Compassion, being a grandparent etc

Back from staying with psychoanalytic friends in London for New Year.  Interesting discussion stimulated by the review of a new book by a mutual friend Karen Armstrong about compassion.  Compassion doesn’t feature much in the psychoanalytic literature, especially as compared with ’third wave’ CBT – Paul Gilbert and others write a lot about compassion – towards self and others, and I suspect Armstrong has drawn on their work.  Compassion is implicit rather than explicit in psychoanalytic thinking perhaps – the idea of the modified superego – less harsh, more accepting of one’s faults and vulnerabilities – would be an outcome objective for many psychoanalysts, dating back to Strachey and beyond.  But compassion implies a moral stance which most analysts,  wanting to preserve neutrality,  would eschew.

Where do compassion, empathy and kindness stand in relation to each other?  Compassion could be seen as a rather distancing, patronizing , hands-off emotion.  Dickens’ Mrs Jellaby was compassionate – towards starving Africans, but utterly unempathic in relation to her own children, ignored and suffering under her nose.  Is the distinction between empathy – feeling ‘in/into’ another different from compassion – feeling ‘with’ but not necessarily accurately trying to understand what they are going through?  Empathy is a continuous process,   relevant only to suffering in the sense that all emotions are ‘suffered’, while compassion relates specifically to pain (mental or physical) and unhappiness. 

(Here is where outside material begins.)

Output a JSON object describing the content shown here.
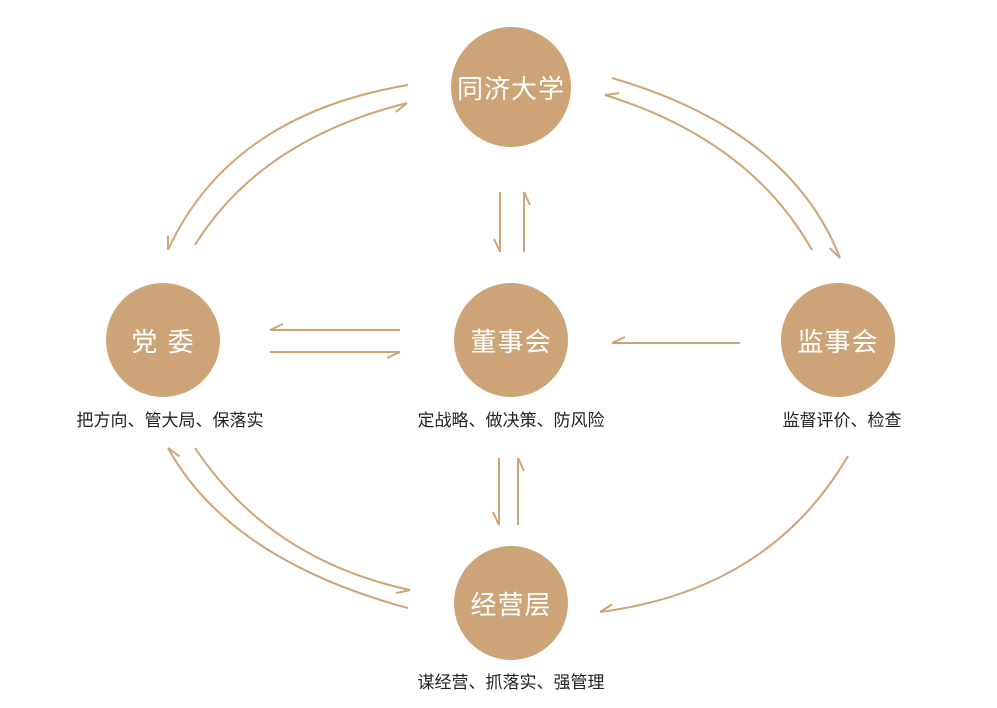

I am not sure that I want my analyst to be compassionate,  which smacks to some extent of control – but I know I want him/her to be empathic – to want to know and explore how I might be feeling.  Where does kindness fit in?  Kindness seems to relate to generosity of spirit, and also a propensity not to judge,  always to think in a forgiving way.  But I don’t want my analyst to be too kind – she/he needs to be able to be tough,  to challenge,  and not let me get away with self-and other-deceptions.  My kind analyst will pick me up on these things but won’t make me feel bad about them.  Perhaps it is a bit like the current coalition campaign based on ‘nudging’ rather than proscription and prescription, on banning and banishing.  That’s certainly what my wife says to me when I criticize her – if I don’t do it affectionately it simply makes her feel bad and want to defend herself and counter-attack.

Another interesting discussion was about the role of grandparents – which we all were.  My friend Robert described this as a ‘secondary role’ – and I think he’s right.  But still an important one – evolution has ensured that grandparents, post their reproductive role, have an extended adulthood paralleling their grandchildrens’  prolonged (by other species standards) childhood.  We grandparents are there as backups when things go wrong – one thinks of Aids orphans in Arica (back to Mrs Jellaby!) being looked after by their grandparents.  Another aspect is as a secondary resource source – whether this be grubbing for roots in near-starvation conditions, or helping pay for University fees, as no doubt we will increasingly be asked to do as the era of free tertiary education comes to an end in the UK.  The same might apply too of psychotherapy fees!